There can be many other advantages derived by using NFTs, which all come through the employment of blockchain like transparency, a global consumer base, enhanced investor base, employment of predictive analytic approaches and real-time transactions. At the same time, there are many bottlenecks to be overcome like security of funds in blockchain-based wallets, complexity of usage, lack of skilled professionals in the domain, a technology that is still in its infancy with regards to scalability and still under scrutiny for contributing negatively to the environment. The risk vs benefit needs to be weighed whenever we consider the use of a decentralized database since the energy requirement of blockchain would always be higher than a centralized database. In the case of using NFTs for SMEs, the benefits far outweigh the negative outcomes and alternatives should be sought in terms of choice of blockchain platform to ensure that green NFTs are being created.

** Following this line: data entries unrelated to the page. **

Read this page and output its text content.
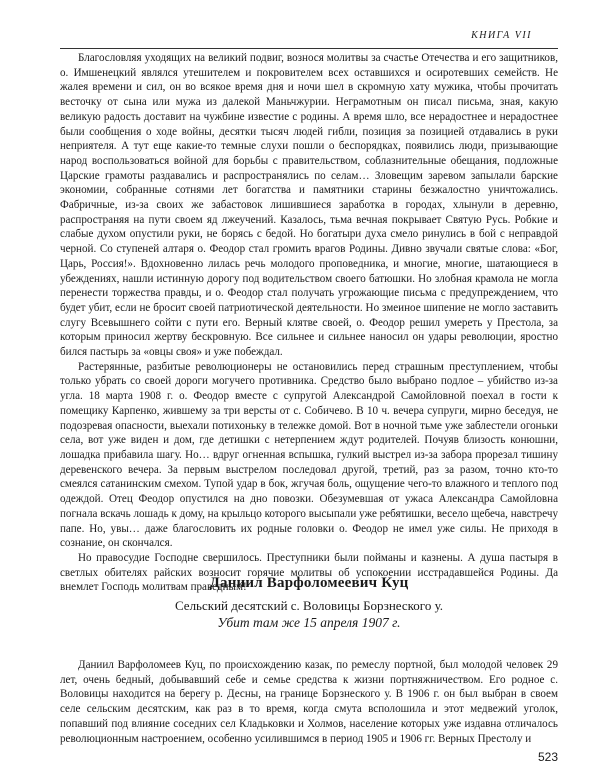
КНИГА VII

Благословляя уходящих на великий подвиг, вознося молитвы за счастье Отечества и его защитников, о. Имшенецкий являлся утешителем и покровителем всех оставшихся и осиротевших семейств. Не жалея времени и сил, он во всякое время дня и ночи шел в скромную хату мужика, чтобы прочитать весточку от сына или мужа из далекой Маньчжурии. Неграмотным он писал письма, зная, какую великую радость доставит на чужбине известие с родины. А время шло, все нерадостнее и нерадостнее были сообщения о ходе войны, десятки тысяч людей гибли, позиция за позицией отдавались в руки неприятеля. А тут еще какие-то темные слухи пошли о беспорядках, появились люди, призывающие народ воспользоваться войной для борьбы с правительством, соблазнительные обещания, подложные Царские грамоты раздавались и распространялись по селам… Зловещим заревом запылали барские экономии, собранные сотнями лет богатства и памятники старины безжалостно уничтожались. Фабричные, из-за своих же забастовок лишившиеся заработка в городах, хлынули в деревню, распространяя на пути своем яд лжеучений. Казалось, тьма вечная покрывает Святую Русь. Робкие и слабые духом опустили руки, не борясь с бедой. Но богатыри духа смело ринулись в бой с неправдой черной. Со ступеней алтаря о. Феодор стал громить врагов Родины. Дивно звучали святые слова: «Бог, Царь, Россия!». Вдохновенно лилась речь молодого проповедника, и многие, многие, шатающиеся в убеждениях, нашли истинную дорогу под водительством своего батюшки. Но злобная крамола не могла перенести торжества правды, и о. Феодор стал получать угрожающие письма с предупреждением, что будет убит, если не бросит своей патриотической деятельности. Но змеиное шипение не могло заставить слугу Всевышнего сойти с пути его. Верный клятве своей, о. Феодор решил умереть у Престола, за которым приносил жертву бескровную. Все сильнее и сильнее наносил он удары революции, яростно бился пастырь за «овцы своя» и уже побеждал.

Растерянные, разбитые революционеры не остановились перед страшным преступлением, чтобы только убрать со своей дороги могучего противника. Средство было выбрано подлое – убийство из-за угла. 18 марта 1908 г. о. Феодор вместе с супругой Александрой Самойловной поехал в гости к помещику Карпенко, жившему за три версты от с. Собичево. В 10 ч. вечера супруги, мирно беседуя, не подозревая опасности, выехали потихоньку в тележке домой. Вот в ночной тьме уже заблестели огоньки села, вот уже виден и дом, где детишки с нетерпением ждут родителей. Почуяв близость конюшни, лошадка прибавила шагу. Но… вдруг огненная вспышка, гулкий выстрел из-за забора прорезал тишину деревенского вечера. За первым выстрелом последовал другой, третий, раз за разом, точно кто-то смеялся сатанинским смехом. Тупой удар в бок, жгучая боль, ощущение чего-то влажного и теплого под одеждой. Отец Феодор опустился на дно повозки. Обезумевшая от ужаса Александра Самойловна погнала вскачь лошадь к дому, на крыльцо которого высыпали уже ребятишки, весело щебеча, навстречу папе. Но, увы… даже благословить их родные головки о. Феодор не имел уже силы. Не приходя в сознание, он скончался.

Но правосудие Господне свершилось. Преступники были пойманы и казнены. А душа пастыря в светлых обителях райских возносит горячие молитвы об успокоении исстрадавшейся Родины. Да внемлет Господь молитвам праведным!

Даниил Варфоломеевич Куц
Сельский десятский с. Воловицы Борзнеского у.
Убит там же 15 апреля 1907 г.

Даниил Варфоломеев Куц, по происхождению казак, по ремеслу портной, был молодой человек 29 лет, очень бедный, добывавший себе и семье средства к жизни портняжничеством. Его родное с. Воловицы находится на берегу р. Десны, на границе Борзнеского у. В 1906 г. он был выбран в своем селе сельским десятским, как раз в то время, когда смута всполошила и этот медвежий уголок, попавший под влияние соседних сел Кладьковки и Холмов, население которых уже издавна отличалось революционным настроением, особенно усилившимся в период 1905 и 1906 гг. Верных Престолу и

523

Lack of recognition of the SME: Each product from the SME will have a unique identifier through the NFT. There can be many advantages of this, apart from validating the ownership of the product/ asset. Any ticketing event can have even the seat numbers associated with each NFT sold for the event. Artists creating NFTs of their artwork can be recognized and the original artwork can be differentiated from duplications. Consider software, music and real estate where ownership would ensure the owner gaining access to the adequate rights associated with the asset backing the created NFTs. In times of pandemic, this kind of digital validation would ensure a seamless resale of the asset, if needed, after the first purchase. The parallel digital marketplace would ensure that the economy is not affected despite the upheavals caused by unforeseen lockdowns.

Poorly developed sales channels: Consider cottage industries in India where local manufacturers build exquisite pieces of handicraft and sell them for a nominal price. The same artwork travels to the major cities and fetches more than a 100% profit for the merchants, leaving the original artist deprived of any subsequent revenue post their original sale. NFTs can help to grant a certain percentage of the profit to the artist through any resale of his handicraft item. The metadata associated with NFT will have information related to the creator of the product and each time the product is sold, the original artist can earn a certain percentage from the sale price.

Lack of databases: SMEs that create NFTs of their products would by default record all transactions relating to the sale and purchase of their products on the blockchain. This comprehensive dataset, comprising of all transactions emanating from a SME per product category, considering a different set of NFT for each category, would be recorded immutably in the distributed database of the blockchain. This record of transactions would help the SME to utilize artificial intelligence to predict demand of a certain product and offer customized services gauging its client base. The plethora of opportunities is unlimited.